While much of the hearing amounted to nothing more than political grandstanding, House committees still recommended a ban on the app. TikTok also claimed that the Biden administration began pressuring the company’s Chinese owners to “divest their stakes in the popular video app or face a possible US ban.”

State legislators in Montana took things into their own hands, passing a state-wide ban on TikTok that would take effect on January 1, 2024. The ban never took effect, with judges shooting it down as unconstitutional and in violation of First Amendment free speech protections. Elsewhere, more states began banning the app on government-owned devices.

2024: A new ban gains steam

After mounting pressure, the House of Representatives passed a bill in March 2024 to force ByteDance to sell its ownership of TikTok in 165 days or face a complete ban in the US. The bill would still need to pass the US Senate to take effect, but President Biden has already stated that he would sign the bill if it passes. Despite this, his campaign is still actively using TikTok to reach younger voters.

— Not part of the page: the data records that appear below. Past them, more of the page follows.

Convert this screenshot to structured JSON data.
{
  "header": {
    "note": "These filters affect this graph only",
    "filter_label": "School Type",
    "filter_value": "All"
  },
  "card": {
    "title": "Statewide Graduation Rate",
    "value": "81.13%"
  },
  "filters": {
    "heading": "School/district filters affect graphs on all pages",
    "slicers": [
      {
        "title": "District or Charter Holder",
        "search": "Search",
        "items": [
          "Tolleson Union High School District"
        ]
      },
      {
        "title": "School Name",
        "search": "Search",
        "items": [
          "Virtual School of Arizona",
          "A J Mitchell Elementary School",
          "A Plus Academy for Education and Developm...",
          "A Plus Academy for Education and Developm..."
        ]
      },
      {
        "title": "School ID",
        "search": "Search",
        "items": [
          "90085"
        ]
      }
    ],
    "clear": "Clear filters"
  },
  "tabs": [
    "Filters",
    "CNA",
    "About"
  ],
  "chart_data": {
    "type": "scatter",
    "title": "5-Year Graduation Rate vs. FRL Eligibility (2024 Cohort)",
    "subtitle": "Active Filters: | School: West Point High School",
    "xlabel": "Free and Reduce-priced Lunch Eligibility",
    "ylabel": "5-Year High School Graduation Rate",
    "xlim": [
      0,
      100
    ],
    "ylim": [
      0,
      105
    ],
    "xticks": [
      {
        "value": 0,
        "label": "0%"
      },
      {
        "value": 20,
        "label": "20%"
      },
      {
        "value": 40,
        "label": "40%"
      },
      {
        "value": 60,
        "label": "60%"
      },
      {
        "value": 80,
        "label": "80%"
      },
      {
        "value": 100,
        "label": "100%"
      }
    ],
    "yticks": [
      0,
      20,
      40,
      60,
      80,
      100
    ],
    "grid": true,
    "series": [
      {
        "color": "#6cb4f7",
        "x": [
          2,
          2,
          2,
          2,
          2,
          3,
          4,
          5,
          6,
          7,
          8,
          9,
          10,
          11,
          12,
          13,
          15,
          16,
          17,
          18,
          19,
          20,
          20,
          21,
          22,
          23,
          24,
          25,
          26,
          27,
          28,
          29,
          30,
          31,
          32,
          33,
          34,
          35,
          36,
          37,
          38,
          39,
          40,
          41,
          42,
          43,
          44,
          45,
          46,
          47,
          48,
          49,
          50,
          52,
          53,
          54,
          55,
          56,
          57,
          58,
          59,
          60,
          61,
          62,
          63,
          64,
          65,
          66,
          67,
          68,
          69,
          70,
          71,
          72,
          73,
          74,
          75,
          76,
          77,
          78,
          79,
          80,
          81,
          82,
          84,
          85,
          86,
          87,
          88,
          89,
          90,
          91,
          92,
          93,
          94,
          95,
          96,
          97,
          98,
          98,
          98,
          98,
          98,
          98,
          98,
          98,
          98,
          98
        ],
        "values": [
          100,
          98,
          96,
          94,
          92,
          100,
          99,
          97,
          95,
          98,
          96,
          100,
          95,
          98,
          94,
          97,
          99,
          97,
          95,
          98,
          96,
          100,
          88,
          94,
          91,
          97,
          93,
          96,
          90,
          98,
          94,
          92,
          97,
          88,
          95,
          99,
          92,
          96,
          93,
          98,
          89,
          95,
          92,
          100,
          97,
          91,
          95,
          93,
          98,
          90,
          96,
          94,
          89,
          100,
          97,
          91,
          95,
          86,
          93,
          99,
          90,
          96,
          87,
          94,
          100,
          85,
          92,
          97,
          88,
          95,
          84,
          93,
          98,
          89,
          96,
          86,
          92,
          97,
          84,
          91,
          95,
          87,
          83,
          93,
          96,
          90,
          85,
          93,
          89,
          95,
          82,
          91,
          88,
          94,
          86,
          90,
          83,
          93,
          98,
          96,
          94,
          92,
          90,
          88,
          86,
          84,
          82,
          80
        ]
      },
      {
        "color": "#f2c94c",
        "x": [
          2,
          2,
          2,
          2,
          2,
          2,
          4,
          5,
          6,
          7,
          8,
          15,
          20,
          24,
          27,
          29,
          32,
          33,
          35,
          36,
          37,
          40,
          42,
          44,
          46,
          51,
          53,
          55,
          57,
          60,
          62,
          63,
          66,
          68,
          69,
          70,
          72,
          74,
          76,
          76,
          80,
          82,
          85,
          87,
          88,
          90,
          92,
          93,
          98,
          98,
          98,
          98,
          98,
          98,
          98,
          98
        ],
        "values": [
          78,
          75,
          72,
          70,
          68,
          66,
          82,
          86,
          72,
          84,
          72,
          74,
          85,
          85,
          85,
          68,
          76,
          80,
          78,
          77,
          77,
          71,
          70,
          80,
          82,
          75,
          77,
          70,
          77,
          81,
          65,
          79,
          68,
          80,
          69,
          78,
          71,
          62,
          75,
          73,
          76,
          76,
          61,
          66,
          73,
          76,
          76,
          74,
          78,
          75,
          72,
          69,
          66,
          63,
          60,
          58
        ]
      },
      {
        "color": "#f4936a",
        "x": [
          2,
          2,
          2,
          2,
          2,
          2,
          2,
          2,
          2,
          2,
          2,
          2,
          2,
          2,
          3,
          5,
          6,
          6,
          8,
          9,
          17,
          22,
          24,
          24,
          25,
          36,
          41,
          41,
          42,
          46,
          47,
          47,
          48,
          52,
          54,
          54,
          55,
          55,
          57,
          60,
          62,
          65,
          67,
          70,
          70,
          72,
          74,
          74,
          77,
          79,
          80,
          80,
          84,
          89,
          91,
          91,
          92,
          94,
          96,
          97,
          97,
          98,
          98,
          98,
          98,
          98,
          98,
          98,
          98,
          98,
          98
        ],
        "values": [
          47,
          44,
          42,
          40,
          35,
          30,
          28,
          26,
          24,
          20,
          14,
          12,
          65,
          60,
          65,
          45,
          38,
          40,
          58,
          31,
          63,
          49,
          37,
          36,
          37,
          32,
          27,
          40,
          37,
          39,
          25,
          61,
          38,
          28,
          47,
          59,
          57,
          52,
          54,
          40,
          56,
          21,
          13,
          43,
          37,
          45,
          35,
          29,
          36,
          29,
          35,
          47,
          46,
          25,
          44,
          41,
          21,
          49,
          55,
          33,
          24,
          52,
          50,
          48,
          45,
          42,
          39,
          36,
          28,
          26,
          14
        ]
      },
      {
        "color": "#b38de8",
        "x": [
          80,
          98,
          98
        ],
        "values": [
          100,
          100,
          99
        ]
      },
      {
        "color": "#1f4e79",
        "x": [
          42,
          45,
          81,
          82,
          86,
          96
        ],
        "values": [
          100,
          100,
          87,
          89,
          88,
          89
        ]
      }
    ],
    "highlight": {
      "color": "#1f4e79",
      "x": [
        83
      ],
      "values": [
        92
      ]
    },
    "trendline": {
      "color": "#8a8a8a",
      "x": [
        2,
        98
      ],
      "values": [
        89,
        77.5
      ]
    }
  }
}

That first bill was stalled in the Senate and never put to a vote. However, another law, which would force ByteDance to divest within nine months, passed the House of Representatives and later the Senate in April 2024. This new law is tied to billions in aid for Ukraine, Israel, and Taiwan, as well as sanctions against Iran.

The new package has much wider bipartisan support, and President Biden has already pledged to sign the bill. In other words, we are days or perhaps hours away from the US forcing ByteDance to sell TikTok or face a nationwide ban.

That said, even if the bill passes, the TikTok ban is likely to be held up in court for months. Similar bans in the past have all been struck down for violating the First Amendment, so new evidence of serious security concerns will need to be presented if the ban is to stick. If the ban does stick, ByteDance’s sale of TikTok, which is valued at $100 billion, will take months of negotiating.